The lost payments have left thousands scrambling to cover meals and bills. As the nine unfunded federal departments furlough some workers and ask others to work without pay, the shutdown is affecting services from airports to FBI investigations and food safety inspections. The longer the closure lasts, the more it chips away at U.S. economic growth.
Polls show most Americans view the shutdown as a "crisis" or at least a "problem." They largely blame Trump for it. As Americans seek a way out, more of them would rather see the president give ground than congressional Democrats, according to a CBS News poll.
The impasse has also become a broader reflection of governing dysfunction in Washington. On Wednesday, House Speaker Nancy Pelosi vowed to block Trump from giving his State of the Union address in the House chamber until the shutdown ends. The president yielded, saying late Wednesday that he will give the speech when the closure is over rather than find a different venue.
On Thursday, Pelosi contended "there's no excuse for Senate Republicans not to pass this legislation." She said "let's have [the border security] discussion after we open up the government."

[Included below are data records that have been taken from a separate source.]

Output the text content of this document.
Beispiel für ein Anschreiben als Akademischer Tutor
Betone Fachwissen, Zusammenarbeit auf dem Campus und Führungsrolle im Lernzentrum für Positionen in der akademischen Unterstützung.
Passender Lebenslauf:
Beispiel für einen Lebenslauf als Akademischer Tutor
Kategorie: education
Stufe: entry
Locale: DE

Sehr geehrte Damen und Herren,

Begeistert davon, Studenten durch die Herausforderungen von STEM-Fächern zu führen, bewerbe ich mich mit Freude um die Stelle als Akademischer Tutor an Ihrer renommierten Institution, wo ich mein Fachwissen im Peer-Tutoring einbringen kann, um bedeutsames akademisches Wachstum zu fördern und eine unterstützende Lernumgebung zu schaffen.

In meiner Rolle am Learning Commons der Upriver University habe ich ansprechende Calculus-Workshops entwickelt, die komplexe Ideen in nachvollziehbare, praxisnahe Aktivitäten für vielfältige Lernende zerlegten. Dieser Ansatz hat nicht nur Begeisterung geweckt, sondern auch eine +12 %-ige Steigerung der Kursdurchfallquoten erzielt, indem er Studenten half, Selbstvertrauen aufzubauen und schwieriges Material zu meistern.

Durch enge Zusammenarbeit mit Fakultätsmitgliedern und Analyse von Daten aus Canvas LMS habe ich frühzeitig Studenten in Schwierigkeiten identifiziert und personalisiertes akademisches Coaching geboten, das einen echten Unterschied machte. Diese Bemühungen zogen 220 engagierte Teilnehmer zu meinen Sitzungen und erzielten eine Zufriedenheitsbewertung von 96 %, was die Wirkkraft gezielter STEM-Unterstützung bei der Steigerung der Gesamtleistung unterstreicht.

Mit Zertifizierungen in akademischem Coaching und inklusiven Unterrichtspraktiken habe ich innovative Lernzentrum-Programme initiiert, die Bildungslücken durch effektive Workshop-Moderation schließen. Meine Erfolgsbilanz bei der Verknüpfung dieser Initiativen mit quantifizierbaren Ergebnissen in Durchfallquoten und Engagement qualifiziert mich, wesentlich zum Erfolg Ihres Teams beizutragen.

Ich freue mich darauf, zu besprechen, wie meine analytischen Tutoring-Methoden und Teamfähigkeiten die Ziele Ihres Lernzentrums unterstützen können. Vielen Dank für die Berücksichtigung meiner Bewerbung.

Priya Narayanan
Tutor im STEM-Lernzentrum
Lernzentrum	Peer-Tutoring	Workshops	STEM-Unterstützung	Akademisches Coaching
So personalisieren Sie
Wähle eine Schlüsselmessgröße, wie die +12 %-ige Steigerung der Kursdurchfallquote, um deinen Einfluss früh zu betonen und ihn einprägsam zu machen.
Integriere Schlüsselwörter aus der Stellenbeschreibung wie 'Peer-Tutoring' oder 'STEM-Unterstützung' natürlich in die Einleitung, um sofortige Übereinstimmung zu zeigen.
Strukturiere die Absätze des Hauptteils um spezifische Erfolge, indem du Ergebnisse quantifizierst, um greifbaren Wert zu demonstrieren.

Trump has so far insisted he will not give ground on the border wall. He even floated a new rallying cry on Wednesday: "BUILD A WALL & CRIME WILL FALL!"
It is unclear what proposal could get enough support from both Republicans and Democrats, or what level of pain for Americans harmed by the shutdown would cause them to yield. Several Republican senators have voiced support for temporarily reopening the government while immigration talks continue. But it is unlikely enough senators will defect to allow a bill to pass without Trump's support.
Congress has canceled a planned recess next week as the shutdown lingers. Meanwhile, some senators have called for lawmakers to stay in Washington over the weekend as they try to reach an agreement.
Multiple reports have said Democrats are expected to offer Trump a plan with $5.7 billion or more in border security money. The funding could go toward technology, rebuilding existing border fences or other measures — not the wall as the president proposes it.
On Thursday, Pelosi said "that's not true" that Democrats are preparing a counteroffer. She said the party plans to address border security provisions in a $49 billion Homeland Security appropriations bills.